L’Accord d’Alger du 15 mai 2015, supposé être la clé à la résolution de la dite crise est devenu le remède qui va tuer le malade, du fait qu’il n’est pas applicable. Depuis une année et demi, aucun dispositif du dit accord n’a pu être mis en exécution, malgré tous les boucans présidentiel, primatorial et international. Ni l’accord, ni l’entente subsidiaire au dit Accord, n’ont connu une application même partielle. Le dernier problème né de l’application de cet accord est la diffusion d’un projet de décret du Conseil des Ministres relatif à la désignation des membres des Autorités Intérimaires. Projet de décret auquel la CPA, de la CMFPRII et le MSA ont opposé une fin de non recevoir. Ces trois mouvements sont bel et bien membres de la CMA, même si les rebelles Kidalois disent le contraire. Pour rappel la CPA et la CMFPRII sont tous signataires de l’Accord d’Alger.

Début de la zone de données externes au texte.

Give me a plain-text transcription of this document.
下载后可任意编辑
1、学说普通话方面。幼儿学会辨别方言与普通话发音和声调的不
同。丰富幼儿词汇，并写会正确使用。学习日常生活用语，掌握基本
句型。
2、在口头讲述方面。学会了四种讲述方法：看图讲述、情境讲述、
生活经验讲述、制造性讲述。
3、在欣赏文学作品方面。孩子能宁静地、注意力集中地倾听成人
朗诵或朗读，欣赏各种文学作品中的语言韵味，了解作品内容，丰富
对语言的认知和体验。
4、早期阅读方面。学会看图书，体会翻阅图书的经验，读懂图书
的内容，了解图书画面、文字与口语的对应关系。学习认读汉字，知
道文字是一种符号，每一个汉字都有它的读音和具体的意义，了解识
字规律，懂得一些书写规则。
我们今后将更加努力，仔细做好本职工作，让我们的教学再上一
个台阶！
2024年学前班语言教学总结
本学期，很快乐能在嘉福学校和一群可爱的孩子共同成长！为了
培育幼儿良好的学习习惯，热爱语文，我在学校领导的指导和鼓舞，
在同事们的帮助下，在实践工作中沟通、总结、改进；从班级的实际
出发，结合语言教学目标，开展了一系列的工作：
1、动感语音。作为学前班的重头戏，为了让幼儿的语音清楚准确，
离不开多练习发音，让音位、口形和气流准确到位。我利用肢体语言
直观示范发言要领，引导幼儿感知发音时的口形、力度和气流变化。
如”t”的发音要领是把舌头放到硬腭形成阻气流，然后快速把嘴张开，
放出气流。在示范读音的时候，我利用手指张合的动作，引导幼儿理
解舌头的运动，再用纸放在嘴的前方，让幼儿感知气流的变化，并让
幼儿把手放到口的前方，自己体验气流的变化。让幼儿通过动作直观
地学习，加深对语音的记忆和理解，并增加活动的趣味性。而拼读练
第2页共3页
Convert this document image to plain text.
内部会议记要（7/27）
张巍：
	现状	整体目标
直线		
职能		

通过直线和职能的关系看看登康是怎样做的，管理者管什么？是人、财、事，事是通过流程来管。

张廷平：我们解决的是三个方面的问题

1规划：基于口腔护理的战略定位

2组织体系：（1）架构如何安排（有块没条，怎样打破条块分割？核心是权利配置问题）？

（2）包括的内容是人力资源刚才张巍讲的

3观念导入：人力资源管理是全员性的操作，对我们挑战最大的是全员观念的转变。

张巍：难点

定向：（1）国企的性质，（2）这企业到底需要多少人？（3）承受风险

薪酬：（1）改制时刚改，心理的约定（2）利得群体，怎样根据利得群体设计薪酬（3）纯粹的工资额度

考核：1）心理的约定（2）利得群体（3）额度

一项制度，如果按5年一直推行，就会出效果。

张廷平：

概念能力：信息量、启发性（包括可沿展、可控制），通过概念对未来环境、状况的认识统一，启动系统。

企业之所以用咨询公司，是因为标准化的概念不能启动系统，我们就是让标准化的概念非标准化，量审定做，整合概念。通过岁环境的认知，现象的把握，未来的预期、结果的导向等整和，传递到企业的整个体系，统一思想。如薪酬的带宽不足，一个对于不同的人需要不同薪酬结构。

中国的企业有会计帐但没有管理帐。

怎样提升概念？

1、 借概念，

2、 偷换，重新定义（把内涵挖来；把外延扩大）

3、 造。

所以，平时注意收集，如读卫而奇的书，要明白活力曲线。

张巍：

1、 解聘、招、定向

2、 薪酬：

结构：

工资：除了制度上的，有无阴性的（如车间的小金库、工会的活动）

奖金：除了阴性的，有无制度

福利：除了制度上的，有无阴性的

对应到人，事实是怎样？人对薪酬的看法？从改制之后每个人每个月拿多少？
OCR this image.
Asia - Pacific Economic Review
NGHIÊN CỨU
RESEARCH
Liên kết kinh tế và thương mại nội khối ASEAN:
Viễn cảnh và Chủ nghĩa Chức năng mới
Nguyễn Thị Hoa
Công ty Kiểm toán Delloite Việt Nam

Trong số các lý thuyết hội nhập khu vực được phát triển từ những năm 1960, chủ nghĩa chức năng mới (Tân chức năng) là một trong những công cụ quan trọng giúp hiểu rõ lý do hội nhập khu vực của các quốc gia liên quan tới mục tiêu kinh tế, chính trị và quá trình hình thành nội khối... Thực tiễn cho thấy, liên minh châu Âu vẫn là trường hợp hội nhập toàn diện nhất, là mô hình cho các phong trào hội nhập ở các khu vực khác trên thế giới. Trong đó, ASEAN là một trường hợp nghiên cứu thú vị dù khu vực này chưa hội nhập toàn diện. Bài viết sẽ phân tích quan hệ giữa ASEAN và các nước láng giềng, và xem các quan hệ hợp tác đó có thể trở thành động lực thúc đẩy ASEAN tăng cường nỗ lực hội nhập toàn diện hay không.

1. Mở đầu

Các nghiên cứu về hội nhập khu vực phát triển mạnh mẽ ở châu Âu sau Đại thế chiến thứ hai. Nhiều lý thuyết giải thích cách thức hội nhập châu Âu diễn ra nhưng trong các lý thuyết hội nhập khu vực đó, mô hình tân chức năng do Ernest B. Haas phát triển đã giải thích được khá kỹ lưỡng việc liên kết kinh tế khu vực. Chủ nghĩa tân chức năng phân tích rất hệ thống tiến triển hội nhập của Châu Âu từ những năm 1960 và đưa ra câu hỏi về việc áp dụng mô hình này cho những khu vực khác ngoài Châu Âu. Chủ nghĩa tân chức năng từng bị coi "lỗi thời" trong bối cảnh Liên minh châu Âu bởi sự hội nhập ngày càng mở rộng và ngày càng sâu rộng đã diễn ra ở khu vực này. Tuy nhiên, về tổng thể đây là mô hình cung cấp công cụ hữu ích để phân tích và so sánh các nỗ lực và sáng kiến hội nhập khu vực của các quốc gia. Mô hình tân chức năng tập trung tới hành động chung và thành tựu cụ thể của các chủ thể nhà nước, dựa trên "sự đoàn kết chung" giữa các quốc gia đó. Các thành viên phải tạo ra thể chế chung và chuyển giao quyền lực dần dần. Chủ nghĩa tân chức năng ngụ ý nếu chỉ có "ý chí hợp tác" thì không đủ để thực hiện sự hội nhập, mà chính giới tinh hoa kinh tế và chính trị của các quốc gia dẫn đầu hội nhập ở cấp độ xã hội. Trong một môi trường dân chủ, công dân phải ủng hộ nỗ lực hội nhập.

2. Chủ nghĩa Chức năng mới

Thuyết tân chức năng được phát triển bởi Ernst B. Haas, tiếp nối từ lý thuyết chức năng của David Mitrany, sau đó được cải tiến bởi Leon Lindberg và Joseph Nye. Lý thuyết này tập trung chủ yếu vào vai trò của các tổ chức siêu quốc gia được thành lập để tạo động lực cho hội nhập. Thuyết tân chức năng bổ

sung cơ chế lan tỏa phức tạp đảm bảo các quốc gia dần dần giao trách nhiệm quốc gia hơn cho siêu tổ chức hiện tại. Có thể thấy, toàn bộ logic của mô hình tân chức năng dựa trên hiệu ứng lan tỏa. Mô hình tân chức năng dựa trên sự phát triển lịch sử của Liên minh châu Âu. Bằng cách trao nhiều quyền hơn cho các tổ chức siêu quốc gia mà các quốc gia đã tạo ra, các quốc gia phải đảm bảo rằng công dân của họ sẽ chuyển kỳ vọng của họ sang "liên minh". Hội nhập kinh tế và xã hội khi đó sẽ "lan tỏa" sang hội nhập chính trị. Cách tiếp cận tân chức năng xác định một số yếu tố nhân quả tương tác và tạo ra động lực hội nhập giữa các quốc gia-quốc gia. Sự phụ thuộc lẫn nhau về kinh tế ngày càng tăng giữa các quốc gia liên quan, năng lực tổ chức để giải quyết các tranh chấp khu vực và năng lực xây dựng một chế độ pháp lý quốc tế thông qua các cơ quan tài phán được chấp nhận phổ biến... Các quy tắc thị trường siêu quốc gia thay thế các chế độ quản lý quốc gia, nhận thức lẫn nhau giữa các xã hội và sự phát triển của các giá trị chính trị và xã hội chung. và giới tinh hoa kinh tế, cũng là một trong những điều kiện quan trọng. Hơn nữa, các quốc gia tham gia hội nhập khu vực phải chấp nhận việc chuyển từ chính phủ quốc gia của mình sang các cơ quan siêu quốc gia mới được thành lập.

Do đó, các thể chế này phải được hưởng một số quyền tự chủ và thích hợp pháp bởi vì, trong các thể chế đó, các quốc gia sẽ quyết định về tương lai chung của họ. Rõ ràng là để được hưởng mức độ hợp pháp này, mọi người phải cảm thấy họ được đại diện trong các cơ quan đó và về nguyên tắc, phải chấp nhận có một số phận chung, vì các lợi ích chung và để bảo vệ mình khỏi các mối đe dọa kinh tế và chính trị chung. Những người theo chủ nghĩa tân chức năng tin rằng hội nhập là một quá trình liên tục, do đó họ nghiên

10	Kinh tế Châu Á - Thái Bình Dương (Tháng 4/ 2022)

Le MSA crée tout récemment n’est constitué que d’ex-éléments du MNLA, du HCUA et du MAA. En analysant de près, on se rend compte que ces mouvements contestataires ont raison de protester contre le fait que seuls les ressortissants de Kidal sont membres des Autorités Intérimaires dans toutes les régions du nord. Le Ministre de l’administration est accusé de partialité et même d’être le parrain du MNLA et du HCUA pourtant membre de la CMA. En lieu et place d’une concertation à la base pour observer un certain équilibre entre les régions dans la désignation des Autorités Intérimaires, le Ministre Ag Erlaf à travers cet acte a forcé la partition du Mali entre IBK qui a observé un silence radio comme , Président du sud et Bilal Ag Cherif Président de l’Azawad. Ce dernier se fait appeler désormais Excellence Monsieur le Président de la République de l’Azawad. Lors de la signature de l’Accord d’Alger, il a refusé de venir à Bamako prétextant que si IBK ne devrait pas signé l’accord, alors ce n’était pas la peine diplomatiquement qu’il soit présent à la cérémonie.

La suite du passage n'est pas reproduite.